For extra chaos, the Great Houses also come with a couple variant rulesets. The “Shared House” rules allow 2 players to use separate sides of the same double sided card, allowing special abilities that wouldn’t normally be seen in the same game to show up together.

The “Allied Houses” rules are even crazier, giving each player 2 houses instead of one to work with. Considering how much of an impact 1 house can have on gameplay, bumping everyone’s starting life total to 35 or 40 as suggested not only feels fair, it feels necessary.

As with Return of the Dragon Gods, the other gameplay mechanics had a very limited impact on our games. The lone exception was a Chaos Ascension that put a Monk of the Pristine Lotus onto my field. Despite discarding my entire hand, I still drew an all Creation hand, and had to take the 4 Veilstones.

For the first time ever, this actually ended up saving me, as I was able to fuel a massive defense that left me alive at 1 life while Phil succumbed to my Creations and the 7 damage caused by Callahan’s death. So major props to the designers for adding cards to the game that make what felt like a backbreaking setback into a viable move.

Godsforge Expansions Review

Godsforge expansions

The Meeples’ overall first impression was that the new expansions are powerful. There are very few duds within these new spells and creations, particularly compared to the core deck, which has a lot of mediocre, overcosted cards that frequently rot in hands or get discarded.

We’d even go so far as to say the new cards make everything so unbalanced it actually acts a balancing mechanism – which is honestly how a slug it out duel between a group of desperate, power hungry wizards should feel.

It’s no longer about whose crafted rock sphinxes and trinkets let you scrape together the most small advantages – calling forth Armageddon itself is fair game if it means getting what you want. Nothing feels off-limits, and that in turn makes preparation and reading your opponents super important from turn to turn.

Veilstones are also infinitely more important with the expansions in play. They’re all over the costs for spells, Creations, and abilities, so securing an early stockpile is huge. To say nothing of some of the spells that let you just dump a pile of Veilstones into them for extra damage to strike a killing blow.

Games also start on much more even footing than they used to with the optional “Draw 10, Keep 4” rule. Everyone gets to look at 10 cards, construct an opening hand of 4 from them, and shuffles the rest back into the deck. These choices can also be agonizing, as you’ll often be presented with several powerful cards and strategies to choose from.

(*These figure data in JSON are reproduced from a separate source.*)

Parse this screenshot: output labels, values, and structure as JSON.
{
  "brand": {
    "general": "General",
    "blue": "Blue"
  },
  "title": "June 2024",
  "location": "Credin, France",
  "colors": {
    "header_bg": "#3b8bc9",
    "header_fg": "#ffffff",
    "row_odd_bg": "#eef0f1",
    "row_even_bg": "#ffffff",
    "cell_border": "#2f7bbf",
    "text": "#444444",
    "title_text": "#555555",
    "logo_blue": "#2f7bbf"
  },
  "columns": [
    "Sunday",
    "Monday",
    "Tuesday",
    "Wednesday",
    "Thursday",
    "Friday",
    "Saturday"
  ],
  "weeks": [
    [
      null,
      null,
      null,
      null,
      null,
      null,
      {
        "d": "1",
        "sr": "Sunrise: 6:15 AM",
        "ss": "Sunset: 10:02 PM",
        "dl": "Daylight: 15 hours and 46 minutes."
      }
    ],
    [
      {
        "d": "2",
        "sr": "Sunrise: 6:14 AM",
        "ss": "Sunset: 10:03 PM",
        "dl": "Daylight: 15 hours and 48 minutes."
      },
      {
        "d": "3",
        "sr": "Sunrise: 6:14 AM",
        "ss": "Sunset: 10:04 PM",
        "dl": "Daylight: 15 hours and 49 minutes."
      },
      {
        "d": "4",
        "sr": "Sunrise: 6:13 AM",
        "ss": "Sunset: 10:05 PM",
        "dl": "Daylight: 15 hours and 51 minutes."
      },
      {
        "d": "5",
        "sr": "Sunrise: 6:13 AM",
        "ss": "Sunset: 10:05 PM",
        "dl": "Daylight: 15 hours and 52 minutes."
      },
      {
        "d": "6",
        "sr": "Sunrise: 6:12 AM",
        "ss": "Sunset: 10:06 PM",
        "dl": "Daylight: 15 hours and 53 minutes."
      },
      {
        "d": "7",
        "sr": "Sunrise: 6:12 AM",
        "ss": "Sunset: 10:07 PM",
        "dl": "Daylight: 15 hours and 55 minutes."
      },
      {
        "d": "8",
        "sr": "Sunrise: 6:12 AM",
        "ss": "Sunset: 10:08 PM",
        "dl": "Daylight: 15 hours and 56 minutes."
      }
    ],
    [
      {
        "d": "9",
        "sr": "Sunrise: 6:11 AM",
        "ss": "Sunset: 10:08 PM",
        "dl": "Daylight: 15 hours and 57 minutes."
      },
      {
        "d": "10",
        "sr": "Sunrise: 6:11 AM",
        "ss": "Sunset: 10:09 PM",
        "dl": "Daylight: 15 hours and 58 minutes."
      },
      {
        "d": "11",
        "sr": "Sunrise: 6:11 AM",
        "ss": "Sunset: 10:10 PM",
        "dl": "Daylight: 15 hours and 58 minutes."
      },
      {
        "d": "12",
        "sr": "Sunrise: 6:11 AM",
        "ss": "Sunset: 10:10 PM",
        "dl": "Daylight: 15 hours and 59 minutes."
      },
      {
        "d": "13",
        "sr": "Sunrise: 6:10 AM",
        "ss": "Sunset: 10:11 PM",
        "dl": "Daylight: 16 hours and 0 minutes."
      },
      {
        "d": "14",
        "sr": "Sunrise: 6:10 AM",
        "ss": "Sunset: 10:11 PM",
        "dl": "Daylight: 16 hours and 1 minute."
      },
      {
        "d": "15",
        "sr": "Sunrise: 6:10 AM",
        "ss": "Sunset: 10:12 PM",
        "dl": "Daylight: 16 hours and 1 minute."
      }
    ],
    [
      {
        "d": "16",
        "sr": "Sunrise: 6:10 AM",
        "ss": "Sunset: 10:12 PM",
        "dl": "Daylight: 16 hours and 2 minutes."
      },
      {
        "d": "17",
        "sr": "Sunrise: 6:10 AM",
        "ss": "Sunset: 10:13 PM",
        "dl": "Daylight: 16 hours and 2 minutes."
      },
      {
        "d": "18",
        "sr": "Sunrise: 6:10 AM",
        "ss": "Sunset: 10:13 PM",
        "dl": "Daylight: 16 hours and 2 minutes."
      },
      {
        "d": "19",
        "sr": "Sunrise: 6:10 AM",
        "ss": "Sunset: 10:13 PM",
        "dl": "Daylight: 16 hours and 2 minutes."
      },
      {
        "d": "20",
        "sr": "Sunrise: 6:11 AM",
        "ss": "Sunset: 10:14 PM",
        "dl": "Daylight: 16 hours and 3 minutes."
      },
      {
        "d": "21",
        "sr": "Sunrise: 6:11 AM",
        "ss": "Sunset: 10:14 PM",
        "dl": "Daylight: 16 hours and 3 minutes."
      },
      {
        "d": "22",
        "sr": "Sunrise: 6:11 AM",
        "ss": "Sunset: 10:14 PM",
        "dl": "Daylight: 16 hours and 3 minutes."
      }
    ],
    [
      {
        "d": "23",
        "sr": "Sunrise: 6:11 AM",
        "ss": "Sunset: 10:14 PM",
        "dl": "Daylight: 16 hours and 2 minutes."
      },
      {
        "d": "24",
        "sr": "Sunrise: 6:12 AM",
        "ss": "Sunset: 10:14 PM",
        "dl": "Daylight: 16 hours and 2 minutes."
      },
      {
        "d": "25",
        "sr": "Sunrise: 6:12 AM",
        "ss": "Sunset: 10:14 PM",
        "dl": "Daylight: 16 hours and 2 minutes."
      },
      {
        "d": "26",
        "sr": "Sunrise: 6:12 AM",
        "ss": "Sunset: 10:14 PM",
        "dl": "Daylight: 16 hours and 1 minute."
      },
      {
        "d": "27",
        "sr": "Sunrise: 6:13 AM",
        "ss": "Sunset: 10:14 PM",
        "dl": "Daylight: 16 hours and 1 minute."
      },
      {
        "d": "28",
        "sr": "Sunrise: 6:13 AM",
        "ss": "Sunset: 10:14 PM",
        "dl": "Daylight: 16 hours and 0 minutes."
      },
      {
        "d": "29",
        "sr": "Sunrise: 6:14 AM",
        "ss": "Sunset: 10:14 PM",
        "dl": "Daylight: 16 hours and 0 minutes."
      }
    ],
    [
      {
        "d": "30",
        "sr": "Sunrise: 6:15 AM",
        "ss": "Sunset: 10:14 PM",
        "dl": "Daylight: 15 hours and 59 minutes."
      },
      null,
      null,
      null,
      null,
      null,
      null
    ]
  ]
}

Finally, I love that the expansions open gameplay up to 6 players. This is the type of game that feeds on chaos, and the best way to add more of that in is by getting more of your friends around the table! Since turns take place at the same time, this also doesn’t slow gameplay much compared to a 4-player game, which is a major plus.

There’s also a solo Godsforge variant, which is a great way to either pass a quiet afternoon or get in some practice against cards and strategies you struggle with during regular games. Either way, this is also a neat option for expanding this game’s utility, even if I personally don’t see myself using it a lot.

Overall, I think the expansions do an excellent job of removing the staleness the core game can find itself with over time, adding just enough strategy to keep you on your toes while still being light enough I can lose track of 3 hours engaging my fellow wizards in mortal combat.

In fact, we did exactly that on a stream!

If you liked the base game, Return of the Dragon Gods and Twilight of the Great Houses are a must pick-up. If you haven’t tried Godsforge just yet, give the base game a try before going all-in – though if your group likes chaotic, competitive games, this is a safe and inexpensive one to invest in the expansions for from the jump.